The n parameter in the formula allows for different compounding frequencies. Let’s modify the example to demonstrate:

principal = 1000
rate = 0.05
time = 5

future_value_annual = calculate_compound_interest(principal, rate, time, 1)
print(f"Future value (annual compounding): ${future_value_annual:.2f}")

future_value_semi_annual = calculate_compound_interest(principal, rate, time, 2)
print(f"Future value (semi-annual compounding): ${future_value_semi_annual:.2f}")

future_value_quarterly = calculate_compound_interest(principal, rate, time, 4)
print(f"Future value (quarterly compounding): ${future_value_quarterly:.2f}")

future_value_monthly = calculate_compound_interest(principal, rate, time, 12)
print(f"Future value (monthly compounding): ${future_value_monthly:.2f}")

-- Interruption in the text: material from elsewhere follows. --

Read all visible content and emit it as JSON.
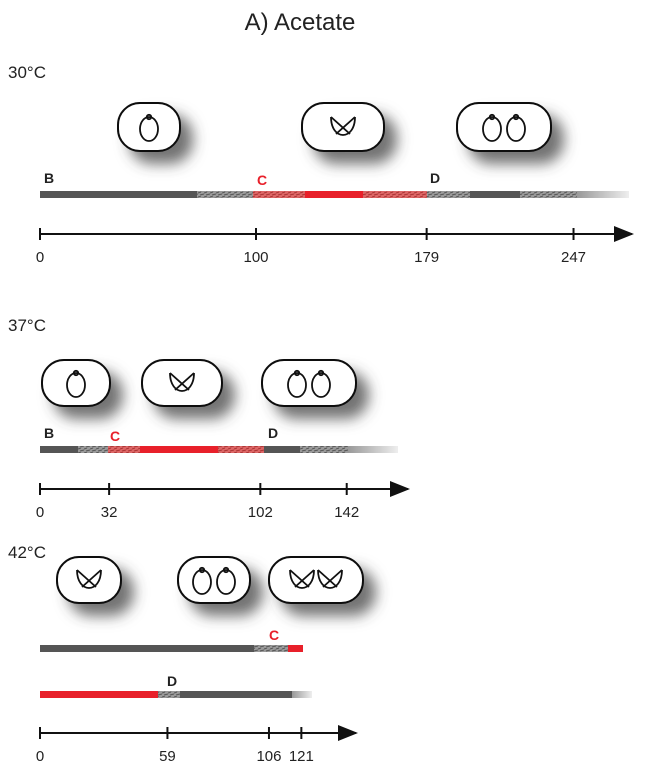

# Future value (annual compounding): $1276.28
# Future value (semi-annual compounding): $1280.08
# Future value (quarterly compounding): $1282.04
# Future value (monthly compounding): $1283.36

This code snippet shows how changing the n value affects the final amount. As you can see, more frequent compounding leads to slightly higher returns.

Continuous Compounding

In the case of continuous compounding, the formula changes slightly:

\[ A = P e^{rt} \]

where ‘e’ is the mathematical constant approximately equal to 2.71828. Let’s add a function for this:

import math

def calculate_continuous_compound_interest(principal, rate, time):
  """Calculates compound interest with continuous compounding."""
  amount = principal * math.exp(rate * time)
  return amount

principal = 1000
rate = 0.05
time = 5

future_value_continuous = calculate_continuous_compound_interest(principal, rate, time)
print(f"Future value (continuous compounding): ${future_value_continuous:.2f}")

# Future value (continuous compounding): $1284.03

This demonstrates how to calculate compound interest with continuous compounding using the math.exp() function.